Working across mediums of painting, sculpture, drawing, and installation, Dominican-American artist Firelei Báez delves into the fluid identities and historical narratives of the Atlantic Basin. She draws on the disciplines of anthropology, geography, folklore, fantasy, science fiction, and social history to unsettle categories of race, gender, and nationality in her work.

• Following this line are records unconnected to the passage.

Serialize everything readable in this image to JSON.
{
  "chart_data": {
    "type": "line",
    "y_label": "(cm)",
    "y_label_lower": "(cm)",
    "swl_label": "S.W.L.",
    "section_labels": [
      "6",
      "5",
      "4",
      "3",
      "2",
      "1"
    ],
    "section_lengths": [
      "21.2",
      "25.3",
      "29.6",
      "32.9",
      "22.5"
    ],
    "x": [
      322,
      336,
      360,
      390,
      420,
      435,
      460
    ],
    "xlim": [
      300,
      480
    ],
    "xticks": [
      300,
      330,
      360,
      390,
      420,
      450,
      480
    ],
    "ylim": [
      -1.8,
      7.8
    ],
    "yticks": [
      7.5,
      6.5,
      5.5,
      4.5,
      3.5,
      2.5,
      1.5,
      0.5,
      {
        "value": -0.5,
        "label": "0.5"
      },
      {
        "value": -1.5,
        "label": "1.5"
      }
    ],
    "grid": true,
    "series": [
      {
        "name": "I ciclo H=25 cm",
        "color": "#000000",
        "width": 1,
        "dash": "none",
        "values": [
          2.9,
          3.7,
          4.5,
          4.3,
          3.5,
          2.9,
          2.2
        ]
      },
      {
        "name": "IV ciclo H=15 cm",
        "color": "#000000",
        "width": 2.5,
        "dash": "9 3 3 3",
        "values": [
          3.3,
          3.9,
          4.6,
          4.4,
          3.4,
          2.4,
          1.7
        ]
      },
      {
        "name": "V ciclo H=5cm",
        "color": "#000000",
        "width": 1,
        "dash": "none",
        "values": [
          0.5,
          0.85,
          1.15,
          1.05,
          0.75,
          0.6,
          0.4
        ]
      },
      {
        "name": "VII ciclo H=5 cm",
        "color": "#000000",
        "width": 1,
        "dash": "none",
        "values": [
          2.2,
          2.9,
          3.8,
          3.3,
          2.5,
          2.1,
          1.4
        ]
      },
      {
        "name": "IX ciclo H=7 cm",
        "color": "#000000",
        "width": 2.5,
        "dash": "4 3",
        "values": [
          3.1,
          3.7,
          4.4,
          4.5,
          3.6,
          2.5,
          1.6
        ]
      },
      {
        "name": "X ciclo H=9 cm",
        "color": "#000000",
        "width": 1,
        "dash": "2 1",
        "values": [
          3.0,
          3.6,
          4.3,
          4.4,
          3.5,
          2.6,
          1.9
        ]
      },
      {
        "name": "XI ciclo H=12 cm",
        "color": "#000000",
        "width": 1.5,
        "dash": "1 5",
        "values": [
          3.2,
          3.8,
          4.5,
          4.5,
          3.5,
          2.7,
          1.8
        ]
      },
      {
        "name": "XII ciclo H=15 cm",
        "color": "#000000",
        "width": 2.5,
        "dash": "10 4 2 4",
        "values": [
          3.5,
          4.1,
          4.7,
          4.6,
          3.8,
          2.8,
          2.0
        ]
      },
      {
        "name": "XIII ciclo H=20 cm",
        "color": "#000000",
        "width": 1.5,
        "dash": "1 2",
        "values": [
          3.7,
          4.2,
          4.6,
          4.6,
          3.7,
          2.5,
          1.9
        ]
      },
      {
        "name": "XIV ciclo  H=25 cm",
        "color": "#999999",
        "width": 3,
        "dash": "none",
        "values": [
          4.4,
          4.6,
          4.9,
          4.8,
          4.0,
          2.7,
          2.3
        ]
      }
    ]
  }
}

In Man Without a Country (aka anthropophagist wading in the Artibonite River), Báez uses two hundred and twenty-five pages sourced from late nineteenth-century texts on the history of Hispaniola—the Caribbean island that is divided between the Dominican Republic and Haiti—as supports for her hand-drawn illustrations. Her drawings depict chimeric organisms, femme figurations, and decorative embellishments, and introduce found media, such as maps of landscapes that are neither of Hispaniola nor of the Caribbean. The markings intervene across the text, fusing folkloric motifs with academic writing to offer new ways of reading history and culture, particularly of the Caribbean, African, and Latin American diasporas. Báez installs each page individually to form the wall-size installation, suggestive of island geographies and bodies of water, which viewers navigate according to their own trajectories. In resisting singular narratives in favor of multiple readings, Báez’s drawing and installation practice proposes an expansive understanding of place, heritage, and the circulation of knowledge between colonized and colonizer subjects, questioning the very possibility of bounded categories of identity.